Wednesday 5 August 2015

Trouble in orbit.

Trouble in orbit: the growing problem of space junk





              Forty-five years ago the associate director of science at Nasa's Marshall Space Flight Center, Ernst Stuhlinger, an original member of Wernher von Braun's Operation Paperclip team, was asked by Sister Mary Jucunda, a Zambia-based nun, how he could suggest spending billions of dollars on spaceflight when many children were starving on Earth.

                  Today, Stuhlinger's response still provides a powerful justification for the costs associated with space research


                "It is certainly not by accident that we begin to see the tremendous tasks waiting for us at a time when the young space age has provided us the first good look at our own planet," he said.

                Very fortunately though, the space age not only holds out a mirror in which we can see ourselves, it also provides us with the technologies, the challenge, the motivation, and even with the optimism to attack these tasks with confidence."
               In the intervening years, the maturing space infrastructure has supported our new and ongoing efforts to tackle global health, hunger, poverty, education, disaster risk reduction, energy security and climate change.


            Indeed, we have made great use of Stuhlinger's "mirror" to meet many of society's biggest challenges.

            More than 5,000 launches since the start of the space age, each carrying satellites for Earth observation, or communications, for example, have resulted in space becoming increasingly congested and contested.
          

          Now, the US Space Surveillance Network is tracking tens of thousands of objects larger than a tennis ball orbiting above us, and we suspect that there are one hundred million objects larger than 1mm in the environment.

           Due to their enormous orbital speed (17,000 mph), each one of these objects carries with it the potential to damage or destroy the satellites that we now depend on.

    Red Conjunction
         Perhaps the most visible symptoms of the space junk problem are the regular collision avoidance manoeuvres being performed by the International Space Station (ISS), and the increasingly frequent and alarming need for its occupants to "shelter-in-place" when a piece of junk is detected too late for a manoeuvre.
           The systems on the ISS that provide vital life support are also responsible for its unique vulnerability to a debris impact - a pressurised module in a vacuum might behave like a balloon if punctured.
          The recent "red conjunction" (where a piece of debris comes close enough to pose a threat to the space station) involving a fragment from a Russian satellite on 17 July this year was yet another demonstration of the growing threat from space junk.
          Thanks to the hit film "Gravity", and the Oscar-nominated performance of Sandra Bullock, we can now readily appreciate the anxiety that must be felt by the astronauts and cosmonauts aboard the International Space Station whenever they receive such a "red conjunction" call.
           In spite of these occurrences, the space station is actually orbiting at an altitude where the number of debris is relatively low.
           At higher altitudes the amount of space junk is substantially greater, but only robotic spacecraft are exposed there. Nevertheless, these satellites are some of the most valuable for understanding our planet. Due to this congestion, there is an increasing chance that the space junk population could become self-sustaining.
               That is, more junk could be created by collisions than is removed through the natural decay caused by atmospheric drag.

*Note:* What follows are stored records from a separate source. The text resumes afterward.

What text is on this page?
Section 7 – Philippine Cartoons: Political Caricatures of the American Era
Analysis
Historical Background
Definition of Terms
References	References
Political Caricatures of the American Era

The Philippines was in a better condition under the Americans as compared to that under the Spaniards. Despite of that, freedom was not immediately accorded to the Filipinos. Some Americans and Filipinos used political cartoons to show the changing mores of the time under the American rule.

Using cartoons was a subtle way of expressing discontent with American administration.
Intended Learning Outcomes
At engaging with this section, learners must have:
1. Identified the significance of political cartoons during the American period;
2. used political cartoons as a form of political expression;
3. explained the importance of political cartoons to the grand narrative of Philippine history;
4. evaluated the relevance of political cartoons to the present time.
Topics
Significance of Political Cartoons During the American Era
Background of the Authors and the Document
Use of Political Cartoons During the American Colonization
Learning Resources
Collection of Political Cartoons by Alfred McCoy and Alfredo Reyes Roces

Indeed, we already have some experience of this: in February 2009 two relatively small satellites collided over Siberia creating about 2,000 new fragments that could be tracked, with many still orbiting today and regularly passing close to other satellites.
       'Super wicked problem'
        In 2014, Brian Weedon, a technical adviser for the Secure World Foundation, described space junk as a "super wicked problem." Such problems, he explained, are particularly challenging to solve because time is running out, there is no central authority providing guidance or support, those seeking to solve the problem are also causing the problem, and the solutions are left for future generations to find.
         The critical first step in tackling super wicked problems is to expand the group of people who support measures that reduce the risk. Indeed, there are encouraging signs that both old and new space actors understand the need to mitigate negative impacts of their activities in space and to limit the consequences for other space users.

           Several companies, including Planet Labs and OneWeb have affirmed their commitment to tackle the space junk problem in the public domain. However, much work is still needed to fully understand the problem, develop technologies (such as e.Deorbit), remove legal and political barriers, and to increase awareness. The Kessler Syndrome remains an ever-present threat.
           The space age has enabled global solutions to some of society's biggest challenges, just as Ernst Stuhlinger described in his letter to Sister Mary Jucunda. It has also held out a mirror and shown us that a continuing disregard for the space environment will surely affect our ability to deliver these solutions, with potential consequences for millions of people.